Bright is the new black in cities, study shows
Most of us who live in cities are aware (very aware) of the urban heat island effect. We know it’s hotter in cities than in the surrounding countryside, especially at night. The buildings in cities block heat from being radiated effectively back to space. Plus the materials commonly used in cities for pavements and roofs – such as concrete and asphalt – absorb heat far differently from grass and trees, which among other things help cool with their moisture and shade. Studies have shown the benefit of painting roofs white in cities to help lessen the urban heat island effect. On April 20, 2012, the NASA Earth Observatory website ran a picture and a graph that demonstrate how white or “green” rooftops can help keep cities cooler.

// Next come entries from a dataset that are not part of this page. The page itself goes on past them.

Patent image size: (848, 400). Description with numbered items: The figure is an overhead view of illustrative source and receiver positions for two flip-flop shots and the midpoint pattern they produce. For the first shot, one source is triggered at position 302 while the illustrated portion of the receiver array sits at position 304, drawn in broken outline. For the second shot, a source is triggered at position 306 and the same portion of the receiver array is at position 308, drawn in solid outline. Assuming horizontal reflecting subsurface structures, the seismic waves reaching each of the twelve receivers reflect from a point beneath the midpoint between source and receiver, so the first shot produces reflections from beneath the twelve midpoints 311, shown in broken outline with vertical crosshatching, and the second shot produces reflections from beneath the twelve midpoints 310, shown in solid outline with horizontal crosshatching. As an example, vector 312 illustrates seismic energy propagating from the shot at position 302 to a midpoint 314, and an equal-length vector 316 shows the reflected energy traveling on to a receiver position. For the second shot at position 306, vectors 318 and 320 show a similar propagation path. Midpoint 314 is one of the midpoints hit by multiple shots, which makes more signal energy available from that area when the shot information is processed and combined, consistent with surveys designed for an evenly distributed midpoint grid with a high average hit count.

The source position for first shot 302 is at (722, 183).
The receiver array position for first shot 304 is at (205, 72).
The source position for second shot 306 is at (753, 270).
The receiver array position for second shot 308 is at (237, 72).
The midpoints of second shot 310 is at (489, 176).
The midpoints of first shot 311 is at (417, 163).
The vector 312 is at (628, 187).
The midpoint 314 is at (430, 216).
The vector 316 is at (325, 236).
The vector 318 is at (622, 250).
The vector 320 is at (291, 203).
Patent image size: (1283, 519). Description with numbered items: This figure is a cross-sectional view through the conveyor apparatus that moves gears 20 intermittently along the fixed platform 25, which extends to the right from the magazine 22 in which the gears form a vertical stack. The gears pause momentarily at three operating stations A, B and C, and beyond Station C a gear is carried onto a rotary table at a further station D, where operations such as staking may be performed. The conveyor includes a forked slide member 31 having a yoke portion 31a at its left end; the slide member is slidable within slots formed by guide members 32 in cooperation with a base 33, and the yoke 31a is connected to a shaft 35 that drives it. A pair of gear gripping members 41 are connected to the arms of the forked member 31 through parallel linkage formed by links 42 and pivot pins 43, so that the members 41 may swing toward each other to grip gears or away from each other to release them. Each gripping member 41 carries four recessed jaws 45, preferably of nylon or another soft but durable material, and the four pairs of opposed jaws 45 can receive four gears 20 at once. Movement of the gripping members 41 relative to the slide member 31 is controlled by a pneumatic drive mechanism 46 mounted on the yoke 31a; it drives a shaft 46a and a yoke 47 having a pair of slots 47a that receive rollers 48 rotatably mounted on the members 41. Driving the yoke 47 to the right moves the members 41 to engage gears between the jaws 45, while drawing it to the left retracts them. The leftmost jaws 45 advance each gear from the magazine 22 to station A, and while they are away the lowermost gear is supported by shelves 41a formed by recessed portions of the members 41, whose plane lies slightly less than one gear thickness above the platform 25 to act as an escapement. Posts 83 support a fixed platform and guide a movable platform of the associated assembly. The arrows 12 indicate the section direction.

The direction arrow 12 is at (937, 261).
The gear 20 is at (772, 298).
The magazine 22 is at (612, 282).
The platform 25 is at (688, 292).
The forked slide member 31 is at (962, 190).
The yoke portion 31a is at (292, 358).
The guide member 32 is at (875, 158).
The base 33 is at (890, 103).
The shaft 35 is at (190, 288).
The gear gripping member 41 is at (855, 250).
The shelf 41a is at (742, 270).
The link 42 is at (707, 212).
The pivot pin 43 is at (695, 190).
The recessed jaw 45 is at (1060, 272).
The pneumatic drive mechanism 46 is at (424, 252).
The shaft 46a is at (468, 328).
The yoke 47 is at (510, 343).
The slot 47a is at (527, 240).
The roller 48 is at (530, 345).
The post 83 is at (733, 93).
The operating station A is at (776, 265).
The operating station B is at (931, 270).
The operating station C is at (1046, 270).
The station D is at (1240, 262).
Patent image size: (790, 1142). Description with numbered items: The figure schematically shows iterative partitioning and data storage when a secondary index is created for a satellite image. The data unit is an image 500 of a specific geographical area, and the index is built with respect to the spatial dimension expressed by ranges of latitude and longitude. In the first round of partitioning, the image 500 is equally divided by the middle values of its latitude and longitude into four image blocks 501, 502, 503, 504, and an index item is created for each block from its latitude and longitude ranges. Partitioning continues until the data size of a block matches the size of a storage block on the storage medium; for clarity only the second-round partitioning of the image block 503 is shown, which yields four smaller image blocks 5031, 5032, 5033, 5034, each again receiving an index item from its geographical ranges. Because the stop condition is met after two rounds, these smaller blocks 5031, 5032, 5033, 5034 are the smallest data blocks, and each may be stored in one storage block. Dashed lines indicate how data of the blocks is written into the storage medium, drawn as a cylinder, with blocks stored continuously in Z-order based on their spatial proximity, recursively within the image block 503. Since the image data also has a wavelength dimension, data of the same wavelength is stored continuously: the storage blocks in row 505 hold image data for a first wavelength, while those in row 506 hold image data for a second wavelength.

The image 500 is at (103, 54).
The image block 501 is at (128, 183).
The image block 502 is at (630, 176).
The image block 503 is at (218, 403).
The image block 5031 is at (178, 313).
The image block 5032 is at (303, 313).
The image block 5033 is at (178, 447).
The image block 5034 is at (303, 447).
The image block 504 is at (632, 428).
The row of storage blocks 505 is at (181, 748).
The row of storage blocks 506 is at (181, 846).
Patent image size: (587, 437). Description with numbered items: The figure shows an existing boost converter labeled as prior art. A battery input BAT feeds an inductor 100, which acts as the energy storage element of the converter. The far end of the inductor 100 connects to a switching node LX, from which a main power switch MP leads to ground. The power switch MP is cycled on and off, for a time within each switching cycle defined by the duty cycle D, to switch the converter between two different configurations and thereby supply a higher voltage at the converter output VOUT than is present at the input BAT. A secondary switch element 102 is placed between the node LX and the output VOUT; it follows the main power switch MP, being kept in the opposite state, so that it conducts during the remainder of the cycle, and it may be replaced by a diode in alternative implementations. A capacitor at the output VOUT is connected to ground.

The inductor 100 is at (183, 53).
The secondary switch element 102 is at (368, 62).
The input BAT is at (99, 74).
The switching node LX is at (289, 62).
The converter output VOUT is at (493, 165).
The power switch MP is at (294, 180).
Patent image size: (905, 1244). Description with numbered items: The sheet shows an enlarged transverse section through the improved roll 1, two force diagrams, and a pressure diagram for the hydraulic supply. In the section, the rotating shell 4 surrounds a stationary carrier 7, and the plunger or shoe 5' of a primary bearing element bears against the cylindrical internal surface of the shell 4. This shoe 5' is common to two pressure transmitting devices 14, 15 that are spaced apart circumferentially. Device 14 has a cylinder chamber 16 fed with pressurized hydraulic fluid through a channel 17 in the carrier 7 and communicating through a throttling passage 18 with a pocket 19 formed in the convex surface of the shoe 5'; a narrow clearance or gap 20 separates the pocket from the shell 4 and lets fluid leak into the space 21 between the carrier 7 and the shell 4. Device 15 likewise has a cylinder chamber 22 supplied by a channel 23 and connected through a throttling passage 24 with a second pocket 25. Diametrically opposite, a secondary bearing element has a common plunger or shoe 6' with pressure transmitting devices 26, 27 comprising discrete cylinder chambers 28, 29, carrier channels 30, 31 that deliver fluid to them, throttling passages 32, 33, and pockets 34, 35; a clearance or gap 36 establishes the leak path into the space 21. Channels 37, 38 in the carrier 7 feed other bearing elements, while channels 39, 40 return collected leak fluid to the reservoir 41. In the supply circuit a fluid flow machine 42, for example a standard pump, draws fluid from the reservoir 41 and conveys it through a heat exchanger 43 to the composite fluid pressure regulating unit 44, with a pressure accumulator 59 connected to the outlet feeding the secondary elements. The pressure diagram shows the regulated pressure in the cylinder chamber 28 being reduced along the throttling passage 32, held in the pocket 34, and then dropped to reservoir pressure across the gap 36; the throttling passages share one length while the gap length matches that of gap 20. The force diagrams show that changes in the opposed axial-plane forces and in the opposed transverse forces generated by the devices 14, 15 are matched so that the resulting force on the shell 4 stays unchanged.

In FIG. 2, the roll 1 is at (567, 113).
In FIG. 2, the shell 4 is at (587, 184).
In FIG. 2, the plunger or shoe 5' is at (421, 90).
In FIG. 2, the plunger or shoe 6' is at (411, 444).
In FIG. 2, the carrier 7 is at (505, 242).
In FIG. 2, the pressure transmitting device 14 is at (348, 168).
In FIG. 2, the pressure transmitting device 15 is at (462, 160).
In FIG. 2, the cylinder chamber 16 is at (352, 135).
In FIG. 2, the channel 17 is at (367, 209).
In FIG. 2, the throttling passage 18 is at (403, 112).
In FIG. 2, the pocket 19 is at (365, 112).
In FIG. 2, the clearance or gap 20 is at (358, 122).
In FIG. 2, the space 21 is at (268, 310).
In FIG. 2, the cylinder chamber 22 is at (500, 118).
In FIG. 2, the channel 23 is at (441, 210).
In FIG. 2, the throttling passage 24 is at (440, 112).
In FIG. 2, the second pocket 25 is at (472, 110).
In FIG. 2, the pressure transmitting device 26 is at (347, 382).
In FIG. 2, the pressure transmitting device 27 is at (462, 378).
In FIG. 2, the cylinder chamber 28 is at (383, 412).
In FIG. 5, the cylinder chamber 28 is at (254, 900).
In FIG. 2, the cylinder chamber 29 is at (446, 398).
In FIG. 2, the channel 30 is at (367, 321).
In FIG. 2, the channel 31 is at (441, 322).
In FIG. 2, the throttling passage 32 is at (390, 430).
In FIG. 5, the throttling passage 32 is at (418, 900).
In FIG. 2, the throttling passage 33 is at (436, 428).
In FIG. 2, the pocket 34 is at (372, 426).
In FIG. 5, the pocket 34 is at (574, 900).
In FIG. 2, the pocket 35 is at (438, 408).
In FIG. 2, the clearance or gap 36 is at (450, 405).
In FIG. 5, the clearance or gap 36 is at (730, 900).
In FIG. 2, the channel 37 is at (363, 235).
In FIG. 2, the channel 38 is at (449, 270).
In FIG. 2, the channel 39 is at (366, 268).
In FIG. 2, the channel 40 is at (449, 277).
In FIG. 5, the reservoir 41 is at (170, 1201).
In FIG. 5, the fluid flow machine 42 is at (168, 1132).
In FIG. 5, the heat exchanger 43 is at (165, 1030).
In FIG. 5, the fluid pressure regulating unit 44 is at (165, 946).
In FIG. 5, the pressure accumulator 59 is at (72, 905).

Stuart Gaffin of Columbia University studies the urban heat island effect and was part of a research team that has been measuring what they call land-skin temperatures in greater New York City, including at the Con Edison (power company) buildings shown above, using portable infrared radiometers. In a recent study, Gaffin and colleagues compared the surface temperature of black, white and “green” (vegetated) roofs and found that black roofs can be up to 30°C (54°F) hotter than a green or white roof. These scientists say:
… installing a plant-covered roof is the ultimate technique to combat urban heat because it adds a combination of slight shading and a lot of cooling moisture. But … even a simple step like painting black roofs white—increasing the albedo, or reflection of light—can reduce temperatures dramatically.
These scientists say they have observed temperatures as high as 77 to 82°C (170 to 180°F) on the black rooftops of the city in mid-summer. In winter, they say, rooftop temperatures can be tens of degrees warmer than local air temperatures. Gaffin added:
Cities have been progressively darkening the landscape for hundreds of years. City roofs are traditionally black because asphalt and tar are waterproof, tough, ductile and were easiest to apply to complex rooftop geometries. But from a climate and urban heat island standpoint, it makes a lot of sense to install bright, white roofs. That’s why we say, ‘Bright is the new black.’
The natural-color image of Queens, above, is from DigitalGlobe’s Worldview-2 satellite.
Bottom line: Scientists from Columbia University in New York City and from NASA demonstrate that “green” (vegetated) or white roofs can help keep cities cooler.